Kevin Sabet and Smart Approaches to Marijuana (SAM) are back, using fear-mongering tactics and misinformation to try and sway public opinion against state-approved, regulated weed. The nonprofit group has spent most of the year taking credit for killing a legalization proposal in New Hampshire, fighting the same cause in Rhode Island and starting a group called “Are We Sure?” to pressure Maine and Massachusetts to rethink their already successful, voter-approved move to end prohibition. Now, the same group is focusing on a celebratory event in a state where legal weed is already bringing in millions in tax dollars and keeping people out of jail, Seattle’s upcoming annual Hempfest.

To try and dissuade activists, patients and stoners from participating in this year’s event, SAM and the group’s president and CEO Kevin Sabet have been spewing ill-conceived and easily disproven comparisons between Washington’s cannabis industry and the death merchants of “big tobacco.”

"Well you know, Hempfest is thought of as the old festival of people who just like to smoke pot and use hemp, and 'what's the big deal?'" Sabet told local Washington outlet KOMO News. "In reality, if you look at the sponsors, they've been taken over by corporate pot.”

Putting aside the fact that tobacco is responsible for almost half a million deaths every year and marijuana has been responsible for absolutely zero, Sabet couldn’t name one corporate cannabis partner, mainly because Washington law currently outlaws them. Sure there are partners like the ride-sharing app Lyft and dispensary finder WeedMaps, but all of the cannabis consumed and sold at Hempfest will come from local growers, a far cry from RJ Reynolds. 

As Komo News clearly informed Sabet and SAM, “Initiative 502, which legalized recreational use of marijuana in Washington, doesn't allow for large companies outside of the state to sell products in this state. The law is clear that marijuana must be produced and packaged here in order to be sold here.”

Still, Sabet tried his best to come off as the good guy, claiming SAM is just doing their part to stop the spread of corporate cannabis. “While we don't want people thrown in prison for marijuana or criminalized, we also think that the marijuana industry should not grow to be another tobacco industry," Sabet said. 

If that was the case, though, the group wouldn’t spend all of their time and money on a 2017 plan focused on “stopping marijuana legalization and commercialization, educating policy-makers and the public on marijuana issues, and fundraising,” seeing as “stopping marijuana legalization” is quite literally a direct path to the jailing of more innocent people.

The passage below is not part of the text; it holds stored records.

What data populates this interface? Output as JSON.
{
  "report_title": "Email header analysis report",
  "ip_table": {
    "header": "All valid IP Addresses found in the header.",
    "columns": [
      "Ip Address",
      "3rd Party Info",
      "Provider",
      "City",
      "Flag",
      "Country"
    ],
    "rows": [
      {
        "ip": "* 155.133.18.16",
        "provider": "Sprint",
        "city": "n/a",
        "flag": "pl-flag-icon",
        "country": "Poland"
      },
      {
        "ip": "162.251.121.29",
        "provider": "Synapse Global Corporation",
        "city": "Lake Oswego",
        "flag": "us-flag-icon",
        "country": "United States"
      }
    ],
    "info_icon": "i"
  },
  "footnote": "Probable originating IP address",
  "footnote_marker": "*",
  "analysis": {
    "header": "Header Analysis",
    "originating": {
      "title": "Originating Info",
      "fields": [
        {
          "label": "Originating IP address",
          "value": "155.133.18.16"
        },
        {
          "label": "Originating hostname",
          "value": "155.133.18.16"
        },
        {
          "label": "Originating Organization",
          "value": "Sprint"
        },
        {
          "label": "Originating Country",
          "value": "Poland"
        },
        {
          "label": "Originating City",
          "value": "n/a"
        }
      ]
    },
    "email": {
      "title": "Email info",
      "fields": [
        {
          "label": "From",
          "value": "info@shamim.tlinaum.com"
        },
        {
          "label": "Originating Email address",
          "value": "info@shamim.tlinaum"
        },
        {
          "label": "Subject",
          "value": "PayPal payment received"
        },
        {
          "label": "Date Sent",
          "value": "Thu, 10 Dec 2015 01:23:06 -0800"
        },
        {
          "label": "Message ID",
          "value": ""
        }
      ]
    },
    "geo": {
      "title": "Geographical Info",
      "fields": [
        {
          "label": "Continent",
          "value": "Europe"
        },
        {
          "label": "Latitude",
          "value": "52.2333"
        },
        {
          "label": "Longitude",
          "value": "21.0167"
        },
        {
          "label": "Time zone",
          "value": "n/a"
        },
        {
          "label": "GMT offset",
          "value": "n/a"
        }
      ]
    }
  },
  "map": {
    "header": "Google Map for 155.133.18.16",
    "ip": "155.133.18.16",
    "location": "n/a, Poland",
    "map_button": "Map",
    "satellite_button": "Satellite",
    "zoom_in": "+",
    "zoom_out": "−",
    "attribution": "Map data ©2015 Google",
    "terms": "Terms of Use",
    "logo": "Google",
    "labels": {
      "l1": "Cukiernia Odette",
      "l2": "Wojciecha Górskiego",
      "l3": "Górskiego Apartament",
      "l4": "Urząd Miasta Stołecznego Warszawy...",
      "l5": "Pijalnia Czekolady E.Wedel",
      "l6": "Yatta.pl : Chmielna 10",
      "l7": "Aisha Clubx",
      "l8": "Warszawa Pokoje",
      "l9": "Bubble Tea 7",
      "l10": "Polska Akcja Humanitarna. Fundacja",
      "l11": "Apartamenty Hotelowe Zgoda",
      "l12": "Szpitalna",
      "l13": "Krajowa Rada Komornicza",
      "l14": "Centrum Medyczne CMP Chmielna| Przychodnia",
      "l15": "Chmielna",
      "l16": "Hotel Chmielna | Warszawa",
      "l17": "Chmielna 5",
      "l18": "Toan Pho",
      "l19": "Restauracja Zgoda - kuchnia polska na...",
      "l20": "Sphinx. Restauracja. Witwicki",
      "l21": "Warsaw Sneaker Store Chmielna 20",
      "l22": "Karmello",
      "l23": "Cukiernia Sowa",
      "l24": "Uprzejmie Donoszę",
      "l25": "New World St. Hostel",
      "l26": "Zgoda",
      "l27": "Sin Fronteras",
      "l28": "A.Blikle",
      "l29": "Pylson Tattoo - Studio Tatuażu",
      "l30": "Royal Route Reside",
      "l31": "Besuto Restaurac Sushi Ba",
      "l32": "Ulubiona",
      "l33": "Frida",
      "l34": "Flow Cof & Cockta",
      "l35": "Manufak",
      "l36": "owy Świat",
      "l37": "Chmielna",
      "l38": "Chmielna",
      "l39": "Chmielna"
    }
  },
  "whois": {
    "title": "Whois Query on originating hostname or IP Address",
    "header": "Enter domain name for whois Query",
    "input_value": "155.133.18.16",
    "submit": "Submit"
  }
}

Fear not, though, no matter how much Sabet and SAM try to equate Seattle’s annual celebration to Philip Morris, Hempfest officials are more flattered than offended by the “big marijuana” fallacies. 

"We've been targeted by SAM? I'm so honored, I think we hit the big-time," Vivian McPeak, founder of Seattle Hempfest, said. "We appreciate the free publicity, but they're just off-target with everything they do and say."